«Merci Patron !», «Demain»... «Ces films répondent à une attente que nous avions du mal à formuler»
MILITANTISME•Emmanuel Ethis, sociologue du 7e art, tente d’expliquer le succès des documentaires « Merci Patron ! » et « Demain » et les vocations qu’ils déclenchent…Propos recueillis par Olivier Philippe-Viela
Succès étonnants. Le nombre d’entrées réalisées par Demain, le documentaire de Cyril Dion et Mélanie Laurent (supérieur à un million), et le score en salles de Merci patron ! de François Ruffin (plus de 400.000 entrées) détonnent au box-office. Surtout, c’est leur impact social qui interpelle. Demain, paru en décembre 2015, présente sous la forme d’un road-movie plusieurs solutions à la crise environnementale et sociale. Partiellement produit par financement participatif, le film incite les spectateurs à adopter ces méthodes concrètes. Notamment à recourir aux circuits courts et à la production locale pour s’alimenter.

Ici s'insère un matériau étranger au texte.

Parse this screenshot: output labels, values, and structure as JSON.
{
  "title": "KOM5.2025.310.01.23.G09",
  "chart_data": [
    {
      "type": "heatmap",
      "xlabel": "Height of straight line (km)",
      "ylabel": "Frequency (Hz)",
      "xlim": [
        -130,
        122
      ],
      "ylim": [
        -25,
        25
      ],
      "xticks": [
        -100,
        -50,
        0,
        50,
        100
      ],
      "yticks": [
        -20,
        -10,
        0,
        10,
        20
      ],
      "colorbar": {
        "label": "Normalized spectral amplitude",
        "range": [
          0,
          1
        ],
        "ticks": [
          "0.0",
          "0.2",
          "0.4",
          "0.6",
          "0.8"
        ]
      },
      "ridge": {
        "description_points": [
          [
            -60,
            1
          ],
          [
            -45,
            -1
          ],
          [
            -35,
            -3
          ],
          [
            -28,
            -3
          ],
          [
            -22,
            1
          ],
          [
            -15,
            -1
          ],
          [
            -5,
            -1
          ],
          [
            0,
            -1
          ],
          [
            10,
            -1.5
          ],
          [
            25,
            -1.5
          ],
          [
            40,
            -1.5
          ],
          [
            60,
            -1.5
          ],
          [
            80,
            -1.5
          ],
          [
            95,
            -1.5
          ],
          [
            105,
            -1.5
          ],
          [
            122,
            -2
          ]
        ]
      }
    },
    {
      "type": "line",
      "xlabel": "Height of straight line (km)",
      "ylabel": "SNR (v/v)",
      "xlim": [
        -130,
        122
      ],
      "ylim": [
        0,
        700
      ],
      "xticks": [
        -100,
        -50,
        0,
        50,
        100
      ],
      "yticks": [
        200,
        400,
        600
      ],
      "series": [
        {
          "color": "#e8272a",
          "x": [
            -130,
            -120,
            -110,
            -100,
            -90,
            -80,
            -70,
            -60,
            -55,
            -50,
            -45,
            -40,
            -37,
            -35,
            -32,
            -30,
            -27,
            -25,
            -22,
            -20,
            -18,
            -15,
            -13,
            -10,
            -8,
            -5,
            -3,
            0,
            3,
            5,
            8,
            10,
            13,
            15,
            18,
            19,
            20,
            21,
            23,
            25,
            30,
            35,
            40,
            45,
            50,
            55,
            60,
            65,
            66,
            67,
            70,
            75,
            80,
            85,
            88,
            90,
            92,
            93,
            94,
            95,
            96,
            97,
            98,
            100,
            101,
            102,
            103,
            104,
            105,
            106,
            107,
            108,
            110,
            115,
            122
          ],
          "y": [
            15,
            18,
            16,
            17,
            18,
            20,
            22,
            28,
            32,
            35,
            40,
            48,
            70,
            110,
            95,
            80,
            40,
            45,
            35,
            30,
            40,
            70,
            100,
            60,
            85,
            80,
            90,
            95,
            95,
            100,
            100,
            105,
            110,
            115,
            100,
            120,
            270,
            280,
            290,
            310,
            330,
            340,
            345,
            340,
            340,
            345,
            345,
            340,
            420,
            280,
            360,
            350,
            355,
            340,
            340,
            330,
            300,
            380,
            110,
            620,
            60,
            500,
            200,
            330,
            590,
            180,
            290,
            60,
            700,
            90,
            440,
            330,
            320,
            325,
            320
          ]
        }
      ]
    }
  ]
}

Lors des projections du long-métrage, des listes d’acteurs locaux sont d’ailleurs distribuées aux participants.
Dans le même esprit, François Ruffin, réalisateur de Merci patron ! compte sur le soutien d’un public acquis à sa cause. Egalement rédacteur en chef du journal alternatif Fakir, Ruffin fait depuis deux mois un tour de France pour assister aux projections plus ou moins officielles de sa satire du système capitaliste (ici incarnés par LVMH et son patron Bernard Arnault). Jusqu’à devenir le film phare de #NuitDebout, diffusé place de la République et dans ses extensions provinciales.
Comment naissent ce lien et cet engagement des spectateurs vis-à-vis d’un film ? 20 Minutes a posé la question à Emmanuel Ethis, sociologue du 7e art, auteur du Cinéma près de la vie (éditions Démopolis).
Comment expliquer l’écho inhabituel des documentaires Demain et Merci Patron ! ?
Le succès de ces deux films tient avant tout à leur manière de traiter des thématiques qui interrogent notre société, du moins, la manière de faire société aujourd’hui, de bâtir des collectifs en phase avec le XXIe siècle. Le XXe s’est construit sur des crises, des fractures, des guerres qui ont défini les contours d’une certaine façon d’envisager le progrès comme progrès essentiellement technique. Aujourd’hui, le malaise est ailleurs. A l’heure du tout connecté, on cherche avant tout à effacer l’ardoise et repartir avec des valeurs qui nous permettent de nous réunir, de nous respecter, de reprendre pied sur notre terre, dans le temps, dans nos relations avec les autres. Le cinéma est LE lieu idéal, grégaire, où l’on réfléchit collectivement à tout cela. Ces films en sont de purs exemples. Ils répondent à une attente que nous avions du mal à formuler et qu’ils formulent à notre place.
Quels sont les précédents exemples de films engagés qui ont fédéré un tel public ?
On pense forcément aux films de Michael Moore en ce qui concerne les documentaires, aux films de Yann Arthus Bertrand, notamment Home. En fiction, les films de Chaplin, des Temps modernes au Dictateur, ont toujours fait preuve d’engagement, plus récemment Harvey Milk ou Welcome… Tous ces films fédèrent le public au sens où ils agrègent des questions. Pour ma part, je reste bouleversé par Devine qui vient dîner ce soir ? ou Douze hommes en colère qui n’ont pas perdu une once de leur force de conviction autour des questions relatives au racisme. Forcément ils nous interpellent car ils nous permettent de penser à des exemples qui nous ont saisis personnellement.
Ces films donnent-ils au spectateur le sentiment de pouvoir changer la société ?
La changer pas forcément, la penser, oui. Le cinéma est le vecteur de représentation le plus fort que je connaisse. Pour pouvoir penser les choses et peut-être les changer, il s’agit d’abord de se les représenter. Le cinéma nous aide à accepter la mort, la peine, l’amour, il est galvanisant car édifiant ! Il nous donne du courage au point de nous laisser penser que nous pourrions être des super-héros après avoir vu Iron Man. Mais l’effet ne dure pas toujours très longtemps. Une heure après avoir vu le film, tout cela commence à s’estomper quand la distance entre notre réalité et nos représentations est trop importante.
Contrairement à Iron Man, Merci Patron ! et Demain ressemblent à notre réalité. D’où une identification plus forte, et donc la volonté de s’engager qu’ils provoquent ?
En effet, car on peut ici rapprocher nos représentations de la possibilité de mettre nos désirs en actes. La question est juste de savoir comment les choses vont ou non durer. Yves Saint Laurent a transformé notre manière de voir les femmes s’habiller, durablement, impossible de revenir en arrière. Est-ce que Demain ou Merci Patron ! changeront durablement les choses sans retour arrière… C’est bien la question qu’il faut nous poser.